Using CyTOF Mass Cytometry and RNA-seq to Identify New Cell Populations in Arthritis

The inflamed joint is a complex place. Many different types of cells must interact with each other to initiate and sustain inflammation and tissue injury. These include both those resident in the joint before inflammation started and cells that were recruited or developed later. To get a handle on this complexity, investigators need methods that can provide highly detailed portraits of individual cells. A major goal of the Joint Biology Consortium’s Cellular Systems Core, directed by Dr. Jim Lederer, is to accelerate research by JBC members through two such methods: cytometry by time of flight (CyTOF) mass cytometry and RNA sequencing (RNA-seq).

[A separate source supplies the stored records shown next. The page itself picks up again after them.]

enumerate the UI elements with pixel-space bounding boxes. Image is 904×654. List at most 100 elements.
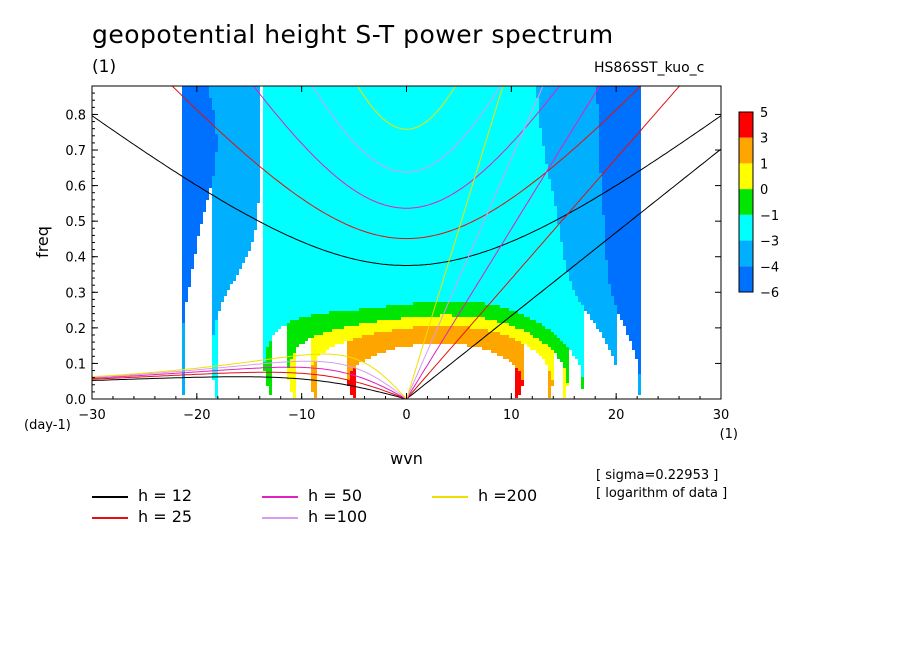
contour-cell: [605, 86, 608, 260]
contour-cell: [191, 86, 194, 269]
contour-cell: [560, 86, 563, 242]
contour-cell: [512, 338, 515, 365]
ig-curve-h200: [357, 86, 456, 130]
contour-cell: [533, 320, 536, 338]
kelvin-curve-h50: [406, 86, 601, 399]
contour-cell: [479, 86, 482, 302]
contour-cell: [596, 104, 599, 329]
contour-cell: [464, 86, 467, 302]
contour-cell: [452, 302, 455, 317]
contour-cell: [542, 344, 545, 359]
x-tick-label: −20: [183, 408, 210, 423]
unit-label: (1): [92, 57, 117, 77]
contour-cell: [494, 320, 497, 332]
contour-cell: [491, 86, 494, 305]
contour-cell: [515, 311, 518, 329]
contour-cell: [341, 329, 344, 344]
contour-cell: [380, 86, 383, 308]
colorbar-label: −1: [760, 209, 779, 224]
contour-cell: [590, 86, 593, 320]
contour-cell: [356, 311, 359, 326]
contour-cell: [353, 311, 356, 326]
contour-cell: [533, 338, 536, 350]
contour-cell: [500, 335, 503, 356]
contour-cell: [386, 332, 389, 350]
contour-cell: [299, 317, 302, 344]
contour-cell: [374, 323, 377, 332]
contour-cell: [413, 86, 416, 302]
contour-cell: [596, 86, 599, 104]
ig-curve-h25: [171, 86, 642, 240]
contour-cell: [572, 290, 575, 356]
y-axis-label: freq: [33, 226, 52, 258]
contour-cell: [407, 86, 410, 305]
contour-cell: [548, 86, 551, 179]
contour-cell: [362, 86, 365, 308]
contour-cell: [500, 323, 503, 335]
colorbar-label: −4: [760, 260, 779, 275]
contour-cell: [572, 86, 575, 290]
contour-cell: [290, 320, 293, 359]
contour-cell: [410, 86, 413, 305]
sigma-note: [ sigma=0.22953 ]: [596, 468, 719, 483]
contour-cell: [374, 308, 377, 323]
contour-cell: [548, 371, 551, 398]
legend-label-h200: h =200: [478, 486, 538, 505]
contour-cell: [419, 326, 422, 344]
contour-cell: [554, 206, 557, 335]
contour-cell: [416, 86, 419, 302]
contour-cell: [356, 86, 359, 311]
contour-cell: [302, 86, 305, 317]
contour-cell: [350, 341, 353, 371]
contour-cell: [476, 86, 479, 302]
contour-cell: [545, 344, 548, 365]
contour-cell: [548, 347, 551, 371]
contour-cell: [581, 305, 584, 377]
kelvin-curve-h200: [406, 86, 504, 399]
contour-cell: [245, 86, 248, 257]
contour-cell: [401, 86, 404, 305]
contour-cell: [482, 329, 485, 350]
contour-cell: [347, 380, 350, 386]
contour-cell: [377, 308, 380, 320]
contour-cell: [449, 326, 452, 344]
contour-cell: [518, 341, 521, 371]
contour-cell: [470, 86, 473, 302]
contour-cell: [473, 302, 476, 317]
contour-cell: [236, 86, 239, 275]
contour-cell: [203, 86, 206, 212]
contour-cell: [320, 314, 323, 335]
contour-cell: [308, 86, 311, 317]
contour-cell: [335, 329, 338, 344]
contour-cell: [515, 368, 518, 398]
contour-cell: [485, 320, 488, 329]
colorbar-label: 0: [760, 183, 768, 198]
x-tick-label: 10: [503, 408, 520, 423]
contour-cell: [521, 314, 524, 329]
contour-cell: [233, 86, 236, 281]
contour-cell: [377, 320, 380, 332]
contour-cell: [449, 314, 452, 326]
experiment-label: HS86SST_kuo_c: [594, 60, 705, 76]
contour-cell: [407, 317, 410, 329]
contour-cell: [485, 86, 488, 305]
contour-cell: [446, 302, 449, 314]
contour-cell: [359, 323, 362, 338]
contour-cell: [359, 86, 362, 308]
contour-cell: [389, 320, 392, 332]
contour-cell: [362, 308, 365, 323]
contour-cell: [482, 302, 485, 317]
colorbar-swatch: [739, 266, 753, 292]
contour-cell: [620, 86, 623, 320]
legend-label-h12: h = 12: [138, 486, 193, 505]
contour-cell: [455, 302, 458, 317]
contour-cell: [413, 326, 416, 344]
contour-cell: [419, 86, 422, 302]
contour-cell: [461, 302, 464, 317]
contour-cell: [215, 152, 218, 320]
legend-label-h25: h = 25: [138, 507, 193, 526]
y-tick-label: 0.2: [65, 322, 86, 337]
contour-cell: [329, 332, 332, 347]
contour-cell: [479, 302, 482, 317]
contour-cell: [392, 86, 395, 305]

  • CyTOF is conceptually similar to flow cytometry. A pool of cells is tagged with labeled antibodies that are specific for either surface or intracellular features, and then cells are evaluated one by one to quantitate how much of each label is present. What makes CyTOF different from flow cytometry is the way antibodies are detected. Flow cytometry uses fluorescence, a powerful method but one that is constrained by two limitations: 1) The spectra of available fluorescent labels often overlap. 2) Cells exhibit intrinsic fluorescence (termed autofluorescence) that results in variable background signals, especially if cells are large or come from inflamed and damaged tissue. In CyTOF, antibodies are labeled with metals, which can be characterized very specifically when individual cells are vaporized and subjected to mass spectrometry. As a result, instead of a practical limit of 12-15 labels by flow cytometry, CyTOF can easily evaluate 40 or more markers per cell. Using this technology, JBC Young Investigator Dr. Deepak Rao of BWH and colleagues recently identified a new population of T cells in seropositive rheumatoid joints, termed T peripheral helper (TPH) cells.1 By providing labeled antibodies as well as associated expertise, the JBC CyTOF Core is making this technology broadly available, resulting in current application to a range of lineages, including other lymphocytes, neutrophils, macrophages and fibroblasts, in joint tissue as well as in blood and even in lung tissue.
  • RNA sequencing is a high-fidelity way to look at the genes that are being actively expressed in cells (i.e. their messenger RNA, mRNA). Though not completely synonymous with the set of proteins that a cell possesses, this mRNA signature provides key insight into what role a cell is playing within a tissue. Similarly, cell types can be classified into groups based on their gene expression profiles. RNA-seq comes in many variants, from general bulk sequencing, to low-input sequencing of small cell populations, to RNA-seq of individual cells. These tools have helped JBC investigators not only to understand TPH cells better, complementing the CyTOF studies detailed earlier, but also to define new subsets of fibroblasts within the joint. In a study recently published in Nature Communications, Dr. Fumitaka Mizoguchi, bioinformatics graduate student Kamil Slowikowski, and their colleagues at BWH and elsewhere used techniques including low-input RNA-seq to define three distinct subsets of fibroblasts within the joint. One of these exhibited more pro-inflammatory cytokine production and more aggressive invasive behavior than the other and was correspondingly increased in rheumatoid joints compared to osteoarthritis joints, suggesting a new mechanism by which non-immune cells can also contribute to inflammation and injury within the joint.2

The JBC Cellular Systems Core helps to make the latest in RNA-seq technology accessible to investigators, both through the Broad Institute in Cambridge, MA and at the new 10X Single Cell RNAseq Core operated by the BWH Human Immunology Center. Through JBC microgrants and other funding mechanisms, JBC investigators are using these tools to understand how each cell type, and indeed each cell individually, contributes to disease in rheumatoid arthritis and other diseases.

  1. Rao DA, Gurish MF, Marshall JL, Slowikowski K, Fonseka CY, Liu Y, Donlin LT, Henderson LA, Wei K, Mizoguchi F, Teslovich NC, Weinblatt ME, Massarotti EM, Coblyn JS, Helfgott SM, Lee YC, Todd DJ, Bykerk VP, Goodman SM, Pernis AB, Ivashkiv LB, Karlson EW, Nigrovic PA, Filer A, Buckley CD, Lederer JA, Raychaudhuri S, Brenner MB. Pathologically expanded peripheral T helper cell subset drives B cells in rheumatoid arthritis. Nature. Feb 01 2017;542(7639):110-114.
  2. Mizoguchi F, Slowikowski K, Wei K, Marshall JL, Rao DA, Chang SK, Nguyen HN, Noss EH, Turner JD, Earp BE, Blazar PE, Wright J, Simmons BP, Donlin LT, Kalliolias GD, Goodman SM, Bykerk VP, Ivashkiv LB, Lederer JA, Hacohen N, Nigrovic PA, Filer A, Buckley CD, Raychaudhuri S, Brenner MB. Functionally distinct disease-associated fibroblast subsets in rheumatoid arthritis. Nature Communications. Feb 23 2018;9(1):789.